The exams for Part I, when they came, felt anything but momentous. I sat the papers in a sort of academic quarantine (the same drill as for my A-levels) with an invigilator for my own exclusive use. I was segregated from my fellow examinees because of the clacking disturbance of the typewriter and also because of my privilege of extra time — bags of it. I was allowed 50 per cent more time than my fellows because of the physical inconvenience of the process, though I never used anything like that much. I’d call out ‘I’ve finished’ as soon as I properly could.

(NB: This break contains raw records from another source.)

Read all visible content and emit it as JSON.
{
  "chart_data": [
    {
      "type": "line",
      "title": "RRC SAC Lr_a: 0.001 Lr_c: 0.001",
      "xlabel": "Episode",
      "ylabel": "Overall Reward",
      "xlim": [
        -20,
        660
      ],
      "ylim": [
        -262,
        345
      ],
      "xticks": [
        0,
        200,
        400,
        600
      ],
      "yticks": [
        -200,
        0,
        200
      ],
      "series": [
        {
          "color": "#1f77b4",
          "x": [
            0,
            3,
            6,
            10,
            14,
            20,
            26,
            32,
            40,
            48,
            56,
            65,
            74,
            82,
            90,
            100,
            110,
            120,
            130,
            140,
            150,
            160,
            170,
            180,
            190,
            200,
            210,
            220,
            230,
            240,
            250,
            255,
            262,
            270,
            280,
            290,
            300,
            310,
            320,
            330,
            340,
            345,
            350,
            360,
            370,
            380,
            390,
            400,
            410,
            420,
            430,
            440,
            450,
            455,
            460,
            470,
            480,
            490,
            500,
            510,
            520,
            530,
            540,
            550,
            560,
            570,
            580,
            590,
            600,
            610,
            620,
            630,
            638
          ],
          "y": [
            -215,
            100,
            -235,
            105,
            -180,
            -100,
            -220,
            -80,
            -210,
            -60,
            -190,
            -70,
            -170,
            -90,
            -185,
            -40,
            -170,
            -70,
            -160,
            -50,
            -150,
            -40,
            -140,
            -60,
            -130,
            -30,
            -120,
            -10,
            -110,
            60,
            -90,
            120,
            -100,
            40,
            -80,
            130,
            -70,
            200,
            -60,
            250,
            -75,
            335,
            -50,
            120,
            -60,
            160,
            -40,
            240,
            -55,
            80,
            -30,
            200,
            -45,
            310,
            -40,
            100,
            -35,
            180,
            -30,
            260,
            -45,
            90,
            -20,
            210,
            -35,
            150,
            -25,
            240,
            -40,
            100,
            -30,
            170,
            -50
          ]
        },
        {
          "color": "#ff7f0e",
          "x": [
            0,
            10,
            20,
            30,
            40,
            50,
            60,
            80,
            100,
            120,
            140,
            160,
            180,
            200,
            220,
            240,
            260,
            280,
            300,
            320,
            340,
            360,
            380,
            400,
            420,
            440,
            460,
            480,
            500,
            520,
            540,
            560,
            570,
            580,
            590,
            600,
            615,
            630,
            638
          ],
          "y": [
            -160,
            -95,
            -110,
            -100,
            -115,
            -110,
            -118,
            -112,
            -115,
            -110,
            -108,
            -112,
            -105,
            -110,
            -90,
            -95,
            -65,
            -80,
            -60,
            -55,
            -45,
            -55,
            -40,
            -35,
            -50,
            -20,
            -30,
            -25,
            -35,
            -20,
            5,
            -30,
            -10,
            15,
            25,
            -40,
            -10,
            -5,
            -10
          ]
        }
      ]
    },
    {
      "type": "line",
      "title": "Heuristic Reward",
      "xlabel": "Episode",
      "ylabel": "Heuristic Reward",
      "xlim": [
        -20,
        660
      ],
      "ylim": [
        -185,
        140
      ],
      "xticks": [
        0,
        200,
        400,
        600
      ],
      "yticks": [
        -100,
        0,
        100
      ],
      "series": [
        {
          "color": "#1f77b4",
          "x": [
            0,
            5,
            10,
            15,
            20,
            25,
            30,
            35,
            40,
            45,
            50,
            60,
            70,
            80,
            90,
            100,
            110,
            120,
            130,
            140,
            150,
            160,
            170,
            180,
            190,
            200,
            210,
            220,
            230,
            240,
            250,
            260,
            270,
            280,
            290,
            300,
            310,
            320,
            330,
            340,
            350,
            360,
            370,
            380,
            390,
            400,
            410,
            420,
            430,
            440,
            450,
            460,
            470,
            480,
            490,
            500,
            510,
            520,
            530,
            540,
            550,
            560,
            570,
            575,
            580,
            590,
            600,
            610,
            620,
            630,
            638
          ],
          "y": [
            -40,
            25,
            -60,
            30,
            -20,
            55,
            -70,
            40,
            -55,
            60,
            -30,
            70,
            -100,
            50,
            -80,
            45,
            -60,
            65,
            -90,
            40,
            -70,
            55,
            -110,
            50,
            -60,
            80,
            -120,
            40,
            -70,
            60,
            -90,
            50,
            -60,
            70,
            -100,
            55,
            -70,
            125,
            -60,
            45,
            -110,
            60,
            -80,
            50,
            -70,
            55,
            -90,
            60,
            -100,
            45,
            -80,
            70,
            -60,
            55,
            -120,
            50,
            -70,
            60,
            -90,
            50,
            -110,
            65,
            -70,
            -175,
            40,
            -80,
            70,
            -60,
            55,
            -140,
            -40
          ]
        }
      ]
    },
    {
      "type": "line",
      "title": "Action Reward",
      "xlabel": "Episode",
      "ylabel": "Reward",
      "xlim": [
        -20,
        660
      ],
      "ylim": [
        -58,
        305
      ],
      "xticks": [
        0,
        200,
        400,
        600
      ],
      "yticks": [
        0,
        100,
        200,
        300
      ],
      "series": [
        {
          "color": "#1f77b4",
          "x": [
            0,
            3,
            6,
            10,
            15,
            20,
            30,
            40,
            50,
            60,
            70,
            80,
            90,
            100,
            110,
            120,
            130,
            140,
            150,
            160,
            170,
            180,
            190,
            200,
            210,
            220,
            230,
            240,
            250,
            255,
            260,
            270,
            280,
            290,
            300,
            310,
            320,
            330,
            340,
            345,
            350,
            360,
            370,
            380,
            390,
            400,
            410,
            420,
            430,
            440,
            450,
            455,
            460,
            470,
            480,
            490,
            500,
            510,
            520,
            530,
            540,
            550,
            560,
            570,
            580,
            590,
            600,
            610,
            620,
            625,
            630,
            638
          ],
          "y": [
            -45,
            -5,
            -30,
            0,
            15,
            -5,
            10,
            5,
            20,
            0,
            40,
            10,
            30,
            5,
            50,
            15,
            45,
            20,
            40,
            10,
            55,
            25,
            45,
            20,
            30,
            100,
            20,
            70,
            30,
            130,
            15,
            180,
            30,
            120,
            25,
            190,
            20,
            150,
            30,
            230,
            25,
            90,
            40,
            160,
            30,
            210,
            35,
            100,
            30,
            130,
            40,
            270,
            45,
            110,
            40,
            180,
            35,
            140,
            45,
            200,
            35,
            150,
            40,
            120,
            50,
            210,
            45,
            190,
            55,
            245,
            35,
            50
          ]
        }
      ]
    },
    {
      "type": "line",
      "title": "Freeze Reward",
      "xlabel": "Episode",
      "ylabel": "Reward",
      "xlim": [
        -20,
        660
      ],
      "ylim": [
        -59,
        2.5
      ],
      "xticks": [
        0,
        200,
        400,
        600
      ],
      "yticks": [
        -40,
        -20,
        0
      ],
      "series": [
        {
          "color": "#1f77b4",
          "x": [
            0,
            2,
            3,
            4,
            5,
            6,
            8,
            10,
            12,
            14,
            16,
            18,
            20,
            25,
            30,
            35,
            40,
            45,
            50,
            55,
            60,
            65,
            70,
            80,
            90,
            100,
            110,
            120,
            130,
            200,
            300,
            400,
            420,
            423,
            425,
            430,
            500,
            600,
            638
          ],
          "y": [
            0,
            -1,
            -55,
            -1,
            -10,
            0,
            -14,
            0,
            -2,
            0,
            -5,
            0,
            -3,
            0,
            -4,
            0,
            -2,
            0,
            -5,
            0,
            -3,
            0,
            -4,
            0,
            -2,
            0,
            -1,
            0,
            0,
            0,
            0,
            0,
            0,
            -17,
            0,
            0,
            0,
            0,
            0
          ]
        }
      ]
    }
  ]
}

It seemed only fair that I should have a bit more time, but all the same I chafed against the extravagant allowance. It seemed so imprecisely worked out, as if the authorities were really saying, ‘Give the little chap an easy ride — he doesn’t get many of those.’ I would have preferred a more precise system, with observers making the calculations on a case-by-case basis, so that I would be allowed, say, 3 hours and 13 minutes, and not a second more. I didn’t want favours — I wanted a time-and-motion-study man to follow me around for a week, and then to stand sternly over me during the exam with a stopwatch. I mean, are we taking this seriously, or are we just amusing ourselves?

I imagine that standard invigilators survey the room with an impartial sternness. My personal invigilator would tend to give me encouraging smiles, which I didn’t enjoy. I was afraid that this goodwill might escalate into actual patronage, that he might fetch me a cup of coffee and a sticky bun to keep me going, and then slide across specimen answers to the questions or correct my grammar.

Towards the end of that summer term Alan Linton brought me a present. He kept telling me that discovering homœopathy had changed his life and given him a direction. He was in my debt. I was rather prickly about friendship at that period, not wanting people to get too close in case I ended up relying on them, and if Alan hadn’t been safely leaving Cambridge I dare say I would have bristled.

He delivered his present to A6 after Hall one evening. It was a piece of cake. ‘It’s a funny cake,’ he said, making his eyebrows shoot up and down à la Groucho Marx, twitching, ‘if you get my drift. Very funny indeed.’ Meaning that it was made with marijuana. I felt very alienated by the general drug culture of the time, but this was an irresistible offer. I turned down joints with the excuse that I only smoked Spanish cigarettes (and not just any Spanish cigarette either), feeling that Cannabis sativa was rather dragged down by its association with Nicotiana tabacum. Now I could have a transgressive nibble on the sly, and no one would be any the wiser.

‘And this is to go with it,’ Alan said, reverently producing a record from a plastic bag. It was his treasured copy of Van Morrison’s Astral Weeks. If albums were as good as their titles, it was already my favourite record. He made clear that the dope cake was a gift, but the record was only a loan. He must have realised that an album was a difficult object for me to manage — tape cassettes, reliable and easy to handle, would soon replace them, and I for one couldn’t wait — so he put it on my stereo, perched on top of the spindle, ready to go.

He also left me something called a Dust Bug, a perspex lath with a sort of toothbrush and a miniature plush roller mounted on it, which was supposed to sit on a little rod, held in place on the surround of my turntable with a little rubber sucker, but I decided not to bother with that.

I set up the turntable with the arm that steadies records on the spindle over to the right, so that when the side had been played the needle would return to the beginning. I knew that marijuana distorted the sense of time, and I wanted to make sure that the music would last for the whole of the experience.

It made sense to eat the cake before I sat down. I was pleased to see that it was moist. I broke it into pieces which would sit snugly on the fork. I closed my eyes while I chewed the cake, savouring the slightly dusty flavour, trying to decide where spice ended and cannabis began. I got the stereo under way and was settled in the Parker-Knoll by the time the second track started. The album was famously profound and poetic. Now I would make up my own mind.